I hope you’re looking forward to deep thoughts and big sandwiches.
Brancaccio’s: A sandwich that surprises without over-striving
This week’s sandwich comes from Brancaccio’s Food Shop in Windsor Terrace, Brooklyn. I’d had the Chicken Special there once before, and like an ephemeral dream, I was dying to go back and experience it again to make sure it was real.
My husband came along to document this pilgrimage on video, so enjoy!
The Stats ✅
Place: Brancaccio’s Food Shop
Location: 3011 Fort Hamilton Parkway, BK NY
Sandwich: Chicken cutlet with prosciutto, artichoke & fontina cheese with herb hot sauce, AKA “Chicken Special”
Price: ~$12 - $15 (I don’t remember, but it’s cheaper if you pay cash)
Since we’re not actual food vloggers who feel confident in the coverage we provide, we didn’t ask the owner if we could film inside the shop. So, it’s mostly footage of me eating on a bench down the street.

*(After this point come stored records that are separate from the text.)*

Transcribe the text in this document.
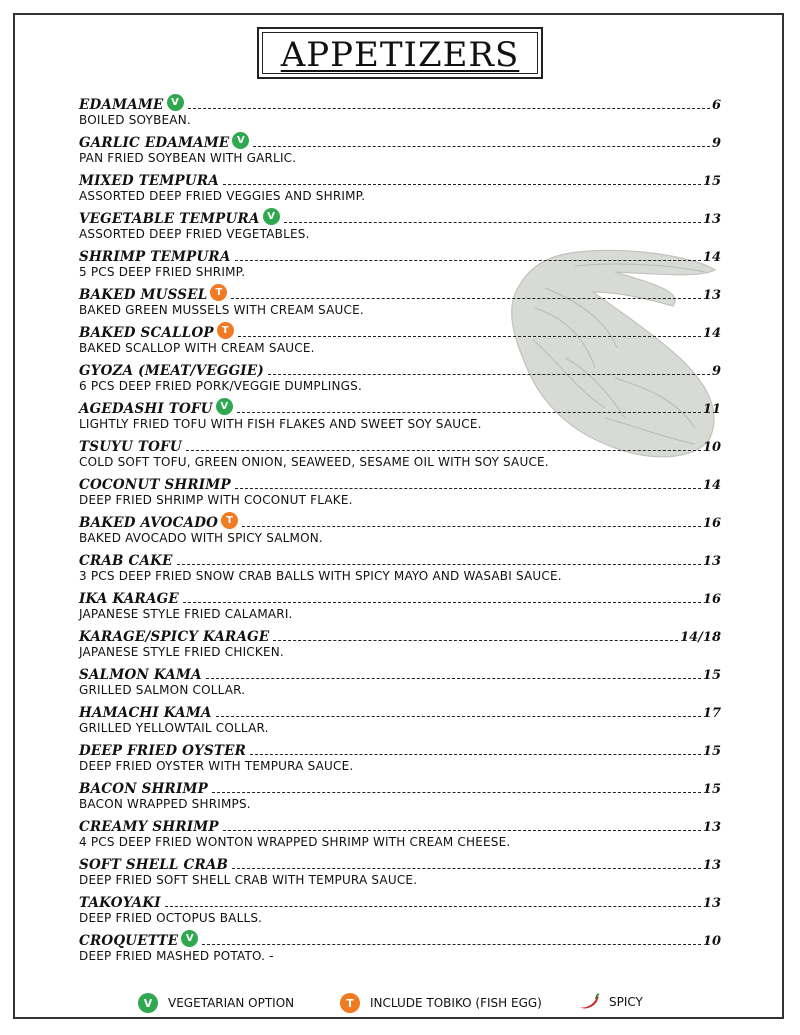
APPETIZERS
EDAMAME V	6
BOILED SOYBEAN.
GARLIC EDAMAME V	9
PAN FRIED SOYBEAN WITH GARLIC.
MIXED TEMPURA	15
ASSORTED DEEP FRIED VEGGIES AND SHRIMP.
VEGETABLE TEMPURA V	13
ASSORTED DEEP FRIED VEGETABLES.
SHRIMP TEMPURA	14
5 PCS DEEP FRIED SHRIMP.
BAKED MUSSEL T	13
BAKED GREEN MUSSELS WITH CREAM SAUCE.
BAKED SCALLOP T	14
BAKED SCALLOP WITH CREAM SAUCE.
GYOZA (MEAT/VEGGIE)	9
6 PCS DEEP FRIED PORK/VEGGIE DUMPLINGS.
AGEDASHI TOFU V	11
LIGHTLY FRIED TOFU WITH FISH FLAKES AND SWEET SOY SAUCE.
TSUYU TOFU	10
COLD SOFT TOFU, GREEN ONION, SEAWEED, SESAME OIL WITH SOY SAUCE.
COCONUT SHRIMP	14
DEEP FRIED SHRIMP WITH COCONUT FLAKE.
BAKED AVOCADO T	16
BAKED AVOCADO WITH SPICY SALMON.
CRAB CAKE	13
3 PCS DEEP FRIED SNOW CRAB BALLS WITH SPICY MAYO AND WASABI SAUCE.
IKA KARAGE	16
JAPANESE STYLE FRIED CALAMARI.
KARAGE/SPICY KARAGE	14/18
JAPANESE STYLE FRIED CHICKEN.
SALMON KAMA	15
GRILLED SALMON COLLAR.
HAMACHI KAMA	17
GRILLED YELLOWTAIL COLLAR.
DEEP FRIED OYSTER	15
DEEP FRIED OYSTER WITH TEMPURA SAUCE.
BACON SHRIMP	15
BACON WRAPPED SHRIMPS.
CREAMY SHRIMP	13
4 PCS DEEP FRIED WONTON WRAPPED SHRIMP WITH CREAM CHEESE.
SOFT SHELL CRAB	13
DEEP FRIED SOFT SHELL CRAB WITH TEMPURA SAUCE.
TAKOYAKI	13
DEEP FRIED OCTOPUS BALLS.
CROQUETTE V	10
DEEP FRIED MASHED POTATO. -
V	VEGETARIAN OPTION	T	INCLUDE TOBIKO (FISH EGG)	SPICY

Closing thoughts: Kids & Olympics
I’m not the only parent who found the Olympic games to be a rich text for kids, but I’m a wobbly translator on its life lessons.
Both my kids say stuff like “I could do that” when they watch Simone Biles or Katie Ledecky, and I don’t want to shit on their little fantasies. I also don’t want to imply that they should (or could) be Olympic athletes. (Our DNA alone would imply the opposite.)
Some of the IRL metaphors are simple, like when an athlete falls and gets up again to finish the job, it’s easy to point that out to a 6 year old. I’ve explained that each contender strives for perfection because they are judged so harshly, and everything they’re doing is a result of hard work and relentless focus and sacrifice.
i.e., the Olympics are hustle culture!
My kids saw Simone Biles crawl on the goddamned floor between vaults because of a calf injury, then of course nail it. They saw the Brazilian gymnast smash her face and keep going. It was not a lesson in slowing down and “listening to your body.”
I know Olympians have a short shelf life that we could call burnout, but the belief kids have in their own greatness is also short-lived. I feel bad cutting it shorter, so I lean into the grit of it all.
I say things like, “Sure, you could do that! If you want to! And you work really really really hard.” (The extra “reallys” convey it’s a slog, but an achievable one.)
Just curious how everyone reconciles Olympic adulation with the current post-workaholic angst, backlash against perfectionism, life balance as a goal, etc.
That’s it for this one. Stay golden, people!
This is hysterical. Our collective bliss bubble feels so far away!
Sandwiches over olympic education, every time.
I still find myself re-traumatized every four years by the memory of my Father's outrageous envy over 1. Not being an Olympian(or anyone extraordinary/special) and 2. Not being a kid with zero responsibilities and the ability to watch it all day. He'd be so mad when he got home from work and found out we spent those two weeks "playing outside." The far limits of human achievement are so out of reach for me most days, just knowing peak athleticism is still happening in a concentrated two weeks soup in a city I'll probably never visit, is enough to make me take to the bed until proper autumn arrives with cardigans and ghouls.
Yes!! Chewing forward towards freedom. I will join your cause. Love it all.